Familia et Electra-Ciné d'Hesdin

Hesdin a possédé en ses murs deux grandes salles de cinéma : l’Electra-Ciné, aujourd’hui disparue et le Familia, actuel supermarché de centre-ville, qui ont fait la joie de toute la population locale, mais aussi des environs proches. Ces deux cinémas ont commencé à fonctionner en même temps.
La première grande salle de cinéma d’Hesdin est l’Electra-Ciné, équipé au format 16 mm. Dans ce grand bâtiment, ancienne tannerie, il existait deux salles : un immense dancing au rez-de-chaussée où l’on venait se trémousser jusqu’à en perdre le souffle, et à l’étage, une belle salle de cinéma tenue par un homme d’Eglise : l’Abbé Papillon, pour ses œuvres. Originaire de Valloires, l’ Abbé Papillon, est alors une figure locale, dépensant une énergie folle pour ses ouailles, ayant l’habitude de traverser le canton à moto. La salle a néanmoins de gros problèmes : elle souffre du bruit du dancing situé en dessous et la cabine, située au-dessus de la Canche qui traverse Hesdin, subit continuellement de gros problèmes d’humidité et cela se répercute sur le son sautillant. De plus, l’Electra-Ciné connaît de gros risques d’incendie puisque le bois est omni-présent dans cette salle avec notamment un beau parquet en sapin craquelant.
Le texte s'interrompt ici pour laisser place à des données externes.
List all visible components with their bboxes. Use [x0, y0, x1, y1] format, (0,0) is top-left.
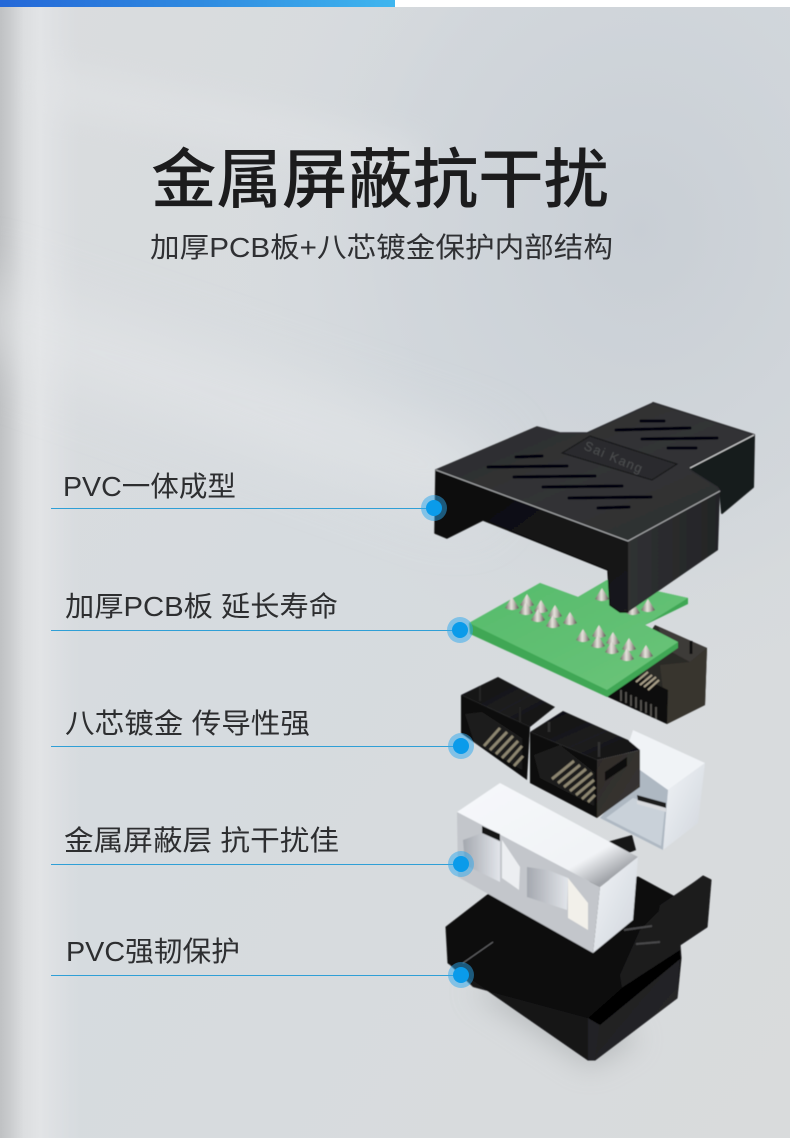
top accent bar	[0, 0, 790, 7]
label: tough PVC protection: PVC强韧保护	[66, 936, 240, 967]
green PCB board	[469, 580, 688, 697]
RJ45 jack right	[530, 711, 640, 818]
cover logo: Sai Kang	[582, 438, 645, 476]
RJ45 jack left	[461, 677, 555, 780]
label: thick PCB board	[51, 591, 473, 643]
cover vent slots	[488, 421, 717, 508]
label: PVC one-piece moulding	[51, 471, 447, 521]
label: gold plated contacts: 八芯镀金 传导性强	[65, 708, 310, 739]
label: metal shield layer: 金属屏蔽层 抗干扰佳	[64, 825, 339, 856]
label: metal shield layer	[51, 825, 474, 877]
label: gold plated contacts	[51, 708, 474, 759]
black top cover	[435, 403, 754, 612]
label: tough PVC protection	[51, 936, 474, 988]
label: PVC one-piece moulding: PVC一体成型	[63, 471, 236, 502]
label: thick PCB board: 加厚PCB板 延长寿命	[65, 591, 338, 622]
rear jack behind PCB	[606, 625, 707, 724]
black bottom tray	[446, 876, 711, 1060]
front metal shield	[457, 783, 638, 953]
subtitle: 加厚PCB板+八芯镀金保护内部结构	[150, 232, 613, 263]
rear metal shield	[600, 730, 705, 850]
title: 金属屏蔽抗干扰	[151, 143, 609, 216]
exploded product illustration	[435, 403, 754, 1060]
Le projectionniste, qui aide l’Abbé Papillon, se nomme Gilbert Bayard. Ce dernier a appris la projection au cinéma Cyrano à Auchy-les-Hesdin, également tenu par l’abbé Papillon. C’est dans ce cinéma qu’il commence à travailler avec M. Isambourg, opérateur principal, en 35 mm et 16 mm. A chaque séance, Gilbert fait les 4 km à vélo pour rejoindre son travail. C’est dans cette salle de l’Electra que Gilbert va rencontrer celle qui deviendra son épouse, Ginette Wacquet, ouvreuse-placeuse à la porte de la salle, ramassant les tickets. Ils se marient en 1949 par l’inévitable Abbé Papillon. En ce beau dimanche de jour de mariage, il y a cependant une séance à 15 heures. Après le repas dans la salle du dancing, le travail est repris tout de suite, puisque Gilbert doit s’occuper de la projection du film américain « L’œuf et moi »,… Infatigable, l’Abbé Papillon gère deux salles en même temps et fait la navette pour apporter les bobines entre sa salle de l’Electra et celle de Gouy-Saint-André. Il s’occupe aussi de la salle de Crécy, devenue aujourd’hui la Maison des Associations et celle de Quend-Plage. Cependant, l’Electra-Ciné finit par fermer quelques années après la guerre pour d’évidentes raisons de sécurité.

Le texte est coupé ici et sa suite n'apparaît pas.